Там за окном, сказка с несчастливым концом.
В. Р. Цой «Сказка»
© Издательство «Aegitas», 2024
© Шаваев Андрей Гургенович, 2024
eISBN 978-0-3694-1150-1
Все права защищены. Охраняется законом РФ об авторском праве. Никакая часть электронного экземпляра этой книги не может быть воспроизведена в какой бы то ни было форме и какими бы то ни было средствами, включая размещение в сети Интернет и в корпоративных сетях, для частного и публичного использования без письменного разрешения владельца авторских прав.
Пролог
ЛЕГЕНДА О СМЕРТИ
Мерцательный, с дрожью, словно покрытый пупырышками эпидермис, перманентный трепет правящей элиты любой новообразованной формации перед истово бьющими челом, но при этом всегда готовыми при подходящем случае продать, предать и поплясать на костях поверженных кумиров теми, кто обетно именует себя ВЕРНОПОДДАННЫМИ, а еще больше – смертельная боязнь быть проклятыми в летописях неблагодарными потомками, рождает, подобно мучительной жажде в бесконечной, наполненной радужными миражами, но не знающей успокоительных оазисов историко-политической пустыне, потребность такой интерпретации прошлого, которая смогла бы помочь сиюминутным властителям полностью оправдать свою безоговорочную правоту в искусственно созданном, а потому – кажущемся блистательным настоящем и замурованном прошлом.
В 1922 году, в канун пятилетия Октябрьской эсеро-большевистской революции, Центральным архивом РСФСР анонсирован выход в свет научно-исторического журнала «Красный архив». Редакция нового издания интригующе провозгласила, что девизом «Красного архива» мог бы стать разоблачительный афоризм: «Нет ничего тайного, что не сделалось бы впоследствии явным».
Процесс раскрытия сокровенных тайн прошлого оказался политически мотивированным, пристрастно избирательным и точечно направленным.
Во втором номере журнала редколлегия «Красного архива» представила «Дневник А.Н. Куропаткина», обнаруженный в «московском архиве военного ведомства (Лефортовском)». Дневниковые записи бывший военный министр Российской империи и главнокомандующий всеми силами армии и флота во время Русско-японской войны 1904–1905 годов лично передал в архив на хранение перед своим отъездом на фронт Первой мировой войны осенью 1915 года.
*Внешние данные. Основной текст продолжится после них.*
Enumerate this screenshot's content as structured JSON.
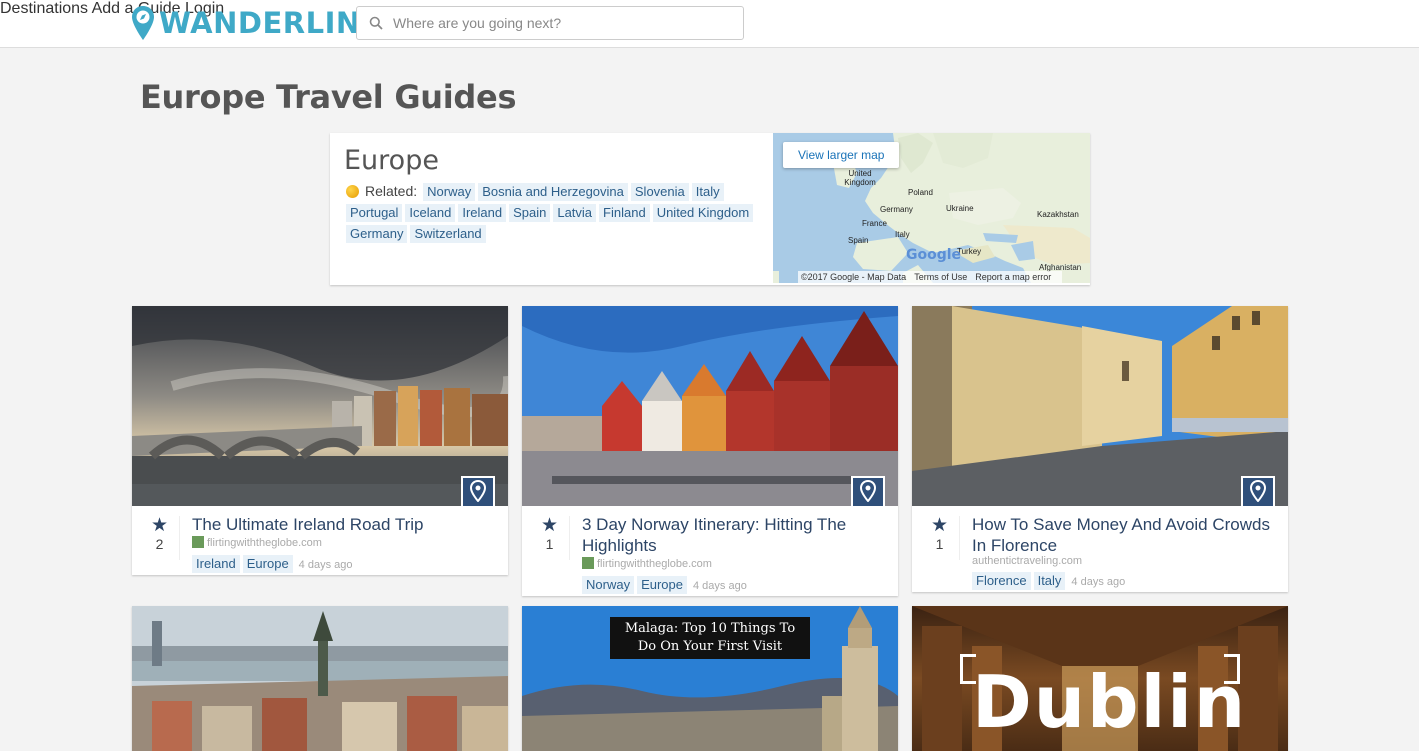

Решение генерала Куропаткина, на длительное время, а возможно, и навсегда покидающего родовое имение и в очередной раз вручающего свою судьбу слепому жребию неизвестности и непредсказуемости войны, выглядело продуманным, взвешенным и в тех условиях наиболее оптимальным, так как проживал некогда всемогущий военачальник не в глубинке российской, а в почти приграничной Псковской губернии, в каких-то трех сотнях километров от линии фронта. И в случае продолжения удачного наступления германской армии на восток ценнейшие и, в отдельных эпизодах, секретные исторические записки обладателя сокровенных тайн романовской монархии вполне могли попасть в руки сотрудников неприятельских спецслужб.
Обложка журнала «Красный архив»
В предисловии к публикации заместитель наркома просвещения, видный коммунистический историк М.Н. Покровский, об авторе дневников, которого высокопоставленный чиновник большевистского правительства именует не иначе как «преданным холопом», сообщает следующее: «Бывший начальник штаба Скобелева, видевший своими глазами больше “военных действийˮ, чем какой-либо другой русский генерал нашей эпохи, кончил жизнь для такой карьеры весьма прозаически: был убит бандитами на своей родине, где он скромно подвизался после 1917 года в качестве сельского учителя».
Родился Алексей Николаевич Куропаткин в городе Витебске, его отец преподавал в расположенном неподалеку Полоцком кадетском корпусе. Но в Витебске после переезда к новому месту службы отца в Санкт-Петербург А. Н. Куропаткин больше никогда не проживал. Очевидно, историк Покровский имел в виду малую родину генерала – утопающее в густых лесах и дивных серо-голубых озерах село Шешурино Наговской волости Холмского уезда Псковской губернии, где располагалось скромное старинное поместье, принадлежавшее его матери. Именно там бывший военный министр окончательно поселился поздней осенью 1917 года после прихода к власти большевиков и эсеров и действительно, как утверждал Покровский, преподавал в сельскохозяйственной школе.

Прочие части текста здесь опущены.